Más siniestra todavía es la forma en que las grandes corporaciones nos venden cosas, diciéndonos sutilmente que donde estamos no es lo bastante bueno o que nuestra vida no tiene el nivel suficiente, y agitando siempre la zanahoria de la satisfacción fuera de nuestro alcance.

El eje del consumismo, las tachuelas que mantienen todo el sistema unido entre sí, es el mensaje: tienes que cambiar lo que eres / tu aspecto / lo que tienes / lo que te introduces en el cuerpo. Y las redes sociales han sido realmente útiles a la hora de transmitir que hay que «estar a la altura de las Kardashian».

Las diferencias regionales en lo que es considerado ideal muestran lo desagradable que puede ser el subtexto del consumismo. Cuando estaba en Filipinas visitando a mi madrastra y a mi difunto padre, vi un espantoso anuncio de un aclarador de la piel en el que una modelo filipina se estaba abriendo una cremallera en su hermoso rostro dorado para dejar al descubierto una versión blanca debajo.
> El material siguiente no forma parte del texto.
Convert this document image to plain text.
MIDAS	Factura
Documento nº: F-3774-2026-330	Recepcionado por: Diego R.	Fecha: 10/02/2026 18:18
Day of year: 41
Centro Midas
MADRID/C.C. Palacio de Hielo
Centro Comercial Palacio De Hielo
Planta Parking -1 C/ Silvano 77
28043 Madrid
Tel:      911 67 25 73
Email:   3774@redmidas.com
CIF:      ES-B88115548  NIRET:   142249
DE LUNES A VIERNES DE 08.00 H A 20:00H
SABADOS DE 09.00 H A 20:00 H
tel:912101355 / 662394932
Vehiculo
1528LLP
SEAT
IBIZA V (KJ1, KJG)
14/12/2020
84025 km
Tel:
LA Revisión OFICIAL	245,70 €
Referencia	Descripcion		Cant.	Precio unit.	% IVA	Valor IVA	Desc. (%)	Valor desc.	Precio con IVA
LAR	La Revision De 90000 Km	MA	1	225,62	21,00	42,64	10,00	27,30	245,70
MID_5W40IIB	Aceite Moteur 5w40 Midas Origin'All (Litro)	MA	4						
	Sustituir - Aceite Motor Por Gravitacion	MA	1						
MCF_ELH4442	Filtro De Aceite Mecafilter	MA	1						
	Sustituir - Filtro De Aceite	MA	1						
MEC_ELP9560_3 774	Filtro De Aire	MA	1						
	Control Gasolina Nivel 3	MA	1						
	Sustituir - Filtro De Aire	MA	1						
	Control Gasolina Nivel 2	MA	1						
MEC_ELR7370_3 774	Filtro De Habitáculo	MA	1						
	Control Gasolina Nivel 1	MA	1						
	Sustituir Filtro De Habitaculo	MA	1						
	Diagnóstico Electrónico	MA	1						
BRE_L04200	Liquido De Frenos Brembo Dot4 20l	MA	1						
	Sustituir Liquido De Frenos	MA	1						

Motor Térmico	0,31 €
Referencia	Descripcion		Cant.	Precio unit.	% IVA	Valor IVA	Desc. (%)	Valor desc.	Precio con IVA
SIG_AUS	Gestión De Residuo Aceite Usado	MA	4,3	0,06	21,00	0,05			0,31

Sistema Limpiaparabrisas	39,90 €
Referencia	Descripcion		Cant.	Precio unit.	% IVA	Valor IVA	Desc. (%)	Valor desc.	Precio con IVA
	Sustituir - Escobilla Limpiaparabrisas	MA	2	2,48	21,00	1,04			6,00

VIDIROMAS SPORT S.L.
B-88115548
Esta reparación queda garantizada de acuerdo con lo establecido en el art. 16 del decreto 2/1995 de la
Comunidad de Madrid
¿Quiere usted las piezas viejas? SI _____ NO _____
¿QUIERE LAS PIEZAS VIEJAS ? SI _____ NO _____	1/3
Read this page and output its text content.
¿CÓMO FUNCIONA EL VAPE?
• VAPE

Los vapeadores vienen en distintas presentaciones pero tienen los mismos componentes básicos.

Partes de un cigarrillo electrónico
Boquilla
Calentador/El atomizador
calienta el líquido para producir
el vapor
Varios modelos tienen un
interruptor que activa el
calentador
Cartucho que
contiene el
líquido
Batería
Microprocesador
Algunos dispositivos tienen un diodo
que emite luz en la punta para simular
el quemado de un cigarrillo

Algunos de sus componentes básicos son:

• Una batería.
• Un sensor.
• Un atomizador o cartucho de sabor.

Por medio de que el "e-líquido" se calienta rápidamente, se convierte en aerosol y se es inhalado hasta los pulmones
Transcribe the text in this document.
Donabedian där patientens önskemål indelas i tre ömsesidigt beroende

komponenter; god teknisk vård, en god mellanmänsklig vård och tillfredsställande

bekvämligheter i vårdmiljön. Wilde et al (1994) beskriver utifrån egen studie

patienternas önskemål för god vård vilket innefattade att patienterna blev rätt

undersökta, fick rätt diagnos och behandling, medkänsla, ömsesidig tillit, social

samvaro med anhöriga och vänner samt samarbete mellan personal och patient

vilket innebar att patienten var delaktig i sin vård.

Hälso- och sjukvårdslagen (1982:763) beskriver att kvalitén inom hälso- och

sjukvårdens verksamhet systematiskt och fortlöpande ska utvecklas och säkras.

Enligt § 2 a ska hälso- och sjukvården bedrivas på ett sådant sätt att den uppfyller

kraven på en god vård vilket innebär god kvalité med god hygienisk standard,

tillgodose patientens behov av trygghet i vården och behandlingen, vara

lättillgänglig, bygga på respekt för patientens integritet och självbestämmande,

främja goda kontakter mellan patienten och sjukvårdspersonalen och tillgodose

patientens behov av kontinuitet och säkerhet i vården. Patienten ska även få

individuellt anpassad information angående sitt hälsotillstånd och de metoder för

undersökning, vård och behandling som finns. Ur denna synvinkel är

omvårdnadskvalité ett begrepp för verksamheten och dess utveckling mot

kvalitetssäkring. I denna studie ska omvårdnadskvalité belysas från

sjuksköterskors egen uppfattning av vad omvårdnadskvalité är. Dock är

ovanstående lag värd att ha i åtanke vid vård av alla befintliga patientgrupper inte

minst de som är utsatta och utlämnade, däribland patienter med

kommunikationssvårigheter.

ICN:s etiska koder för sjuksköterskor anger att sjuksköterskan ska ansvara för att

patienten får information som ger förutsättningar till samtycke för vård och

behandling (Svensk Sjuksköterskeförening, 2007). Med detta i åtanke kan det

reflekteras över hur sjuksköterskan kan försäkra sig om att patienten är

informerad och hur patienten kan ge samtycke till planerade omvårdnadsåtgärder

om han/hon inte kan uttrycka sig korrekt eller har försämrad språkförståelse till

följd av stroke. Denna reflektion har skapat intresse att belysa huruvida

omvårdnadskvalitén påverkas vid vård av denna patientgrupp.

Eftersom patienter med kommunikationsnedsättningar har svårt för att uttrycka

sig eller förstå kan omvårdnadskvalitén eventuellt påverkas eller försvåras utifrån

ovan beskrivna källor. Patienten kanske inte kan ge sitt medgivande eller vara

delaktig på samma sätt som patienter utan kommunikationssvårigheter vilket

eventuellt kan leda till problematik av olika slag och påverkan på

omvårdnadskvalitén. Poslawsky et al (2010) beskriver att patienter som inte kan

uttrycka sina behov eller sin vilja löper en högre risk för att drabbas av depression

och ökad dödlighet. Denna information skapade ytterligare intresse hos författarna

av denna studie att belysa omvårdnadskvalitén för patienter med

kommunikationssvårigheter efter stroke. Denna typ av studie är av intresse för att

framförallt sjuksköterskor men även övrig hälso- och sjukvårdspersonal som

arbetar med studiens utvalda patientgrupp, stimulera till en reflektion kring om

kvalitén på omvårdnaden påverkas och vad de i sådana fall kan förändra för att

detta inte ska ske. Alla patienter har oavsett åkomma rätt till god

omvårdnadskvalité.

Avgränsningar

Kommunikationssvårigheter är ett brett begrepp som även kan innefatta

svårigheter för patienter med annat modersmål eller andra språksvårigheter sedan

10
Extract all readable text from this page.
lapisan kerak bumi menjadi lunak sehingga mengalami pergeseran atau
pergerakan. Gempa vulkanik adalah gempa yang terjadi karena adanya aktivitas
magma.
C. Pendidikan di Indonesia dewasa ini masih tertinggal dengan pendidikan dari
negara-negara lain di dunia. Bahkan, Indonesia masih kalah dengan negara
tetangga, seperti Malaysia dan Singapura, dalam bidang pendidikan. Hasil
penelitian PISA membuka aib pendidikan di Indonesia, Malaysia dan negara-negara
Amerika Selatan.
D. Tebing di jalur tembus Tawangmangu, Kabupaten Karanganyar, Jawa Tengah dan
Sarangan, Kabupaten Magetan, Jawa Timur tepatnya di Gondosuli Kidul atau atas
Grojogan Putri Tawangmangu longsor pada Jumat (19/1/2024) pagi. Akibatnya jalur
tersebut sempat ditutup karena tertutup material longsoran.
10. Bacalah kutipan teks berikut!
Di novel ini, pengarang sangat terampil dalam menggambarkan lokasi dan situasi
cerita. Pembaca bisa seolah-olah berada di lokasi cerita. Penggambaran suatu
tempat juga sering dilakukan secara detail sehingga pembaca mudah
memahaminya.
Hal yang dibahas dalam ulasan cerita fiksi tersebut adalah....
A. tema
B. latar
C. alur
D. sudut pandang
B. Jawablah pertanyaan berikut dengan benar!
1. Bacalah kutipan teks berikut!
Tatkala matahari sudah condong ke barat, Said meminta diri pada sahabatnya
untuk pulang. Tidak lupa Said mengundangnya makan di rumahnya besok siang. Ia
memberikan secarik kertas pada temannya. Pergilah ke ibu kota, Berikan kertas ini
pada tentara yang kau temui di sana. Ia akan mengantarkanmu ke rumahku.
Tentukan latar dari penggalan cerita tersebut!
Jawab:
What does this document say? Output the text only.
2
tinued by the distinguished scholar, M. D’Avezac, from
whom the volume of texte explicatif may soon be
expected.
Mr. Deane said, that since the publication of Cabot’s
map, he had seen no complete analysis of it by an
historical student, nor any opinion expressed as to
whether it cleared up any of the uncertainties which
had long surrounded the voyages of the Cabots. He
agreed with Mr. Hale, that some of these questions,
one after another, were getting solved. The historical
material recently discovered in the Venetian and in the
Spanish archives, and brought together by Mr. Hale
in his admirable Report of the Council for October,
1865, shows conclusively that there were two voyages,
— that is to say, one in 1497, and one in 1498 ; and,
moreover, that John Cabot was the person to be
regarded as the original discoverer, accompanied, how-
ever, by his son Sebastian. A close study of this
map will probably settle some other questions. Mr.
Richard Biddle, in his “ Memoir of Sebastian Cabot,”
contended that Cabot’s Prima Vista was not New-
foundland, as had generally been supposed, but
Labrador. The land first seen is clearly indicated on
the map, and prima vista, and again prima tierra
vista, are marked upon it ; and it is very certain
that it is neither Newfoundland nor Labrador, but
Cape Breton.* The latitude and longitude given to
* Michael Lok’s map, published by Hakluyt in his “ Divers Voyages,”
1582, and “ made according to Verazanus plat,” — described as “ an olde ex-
Al regresar a casa vi, por supuesto, anuncios de autobronceadores que fomentaban la transición opuesta: que los británicos tengamos un cutis como si fuéramos españoles, cuando, en realidad, no lo somos.

Se nos dice que necesitamos lo que no tenemos de forma natural. Por eso, mi dedicación a tomar el sol cada día durante aquel viaje no dejaba de desconcertar a mi madrastra filipina, que evitaba con determinación el sol. Nos han inundado de publicidad para que queramos el tono de piel opuesto al nuestro.

¿Están los niños predispuestos a buscar las cosas extraordinarias?

Yo, señalando una gaviota que vuela bajo mostrando su abdomen de plumas blancas y suaves. «Me gustan las gaviotas.»

Charlotte, de cinco años, alza los ojos y suspira. «Me gustan los leopardos.»

¿Es el desencanto innato o adquirido? ¿Nacemos con una falta de satisfacción o es producto del ser humano?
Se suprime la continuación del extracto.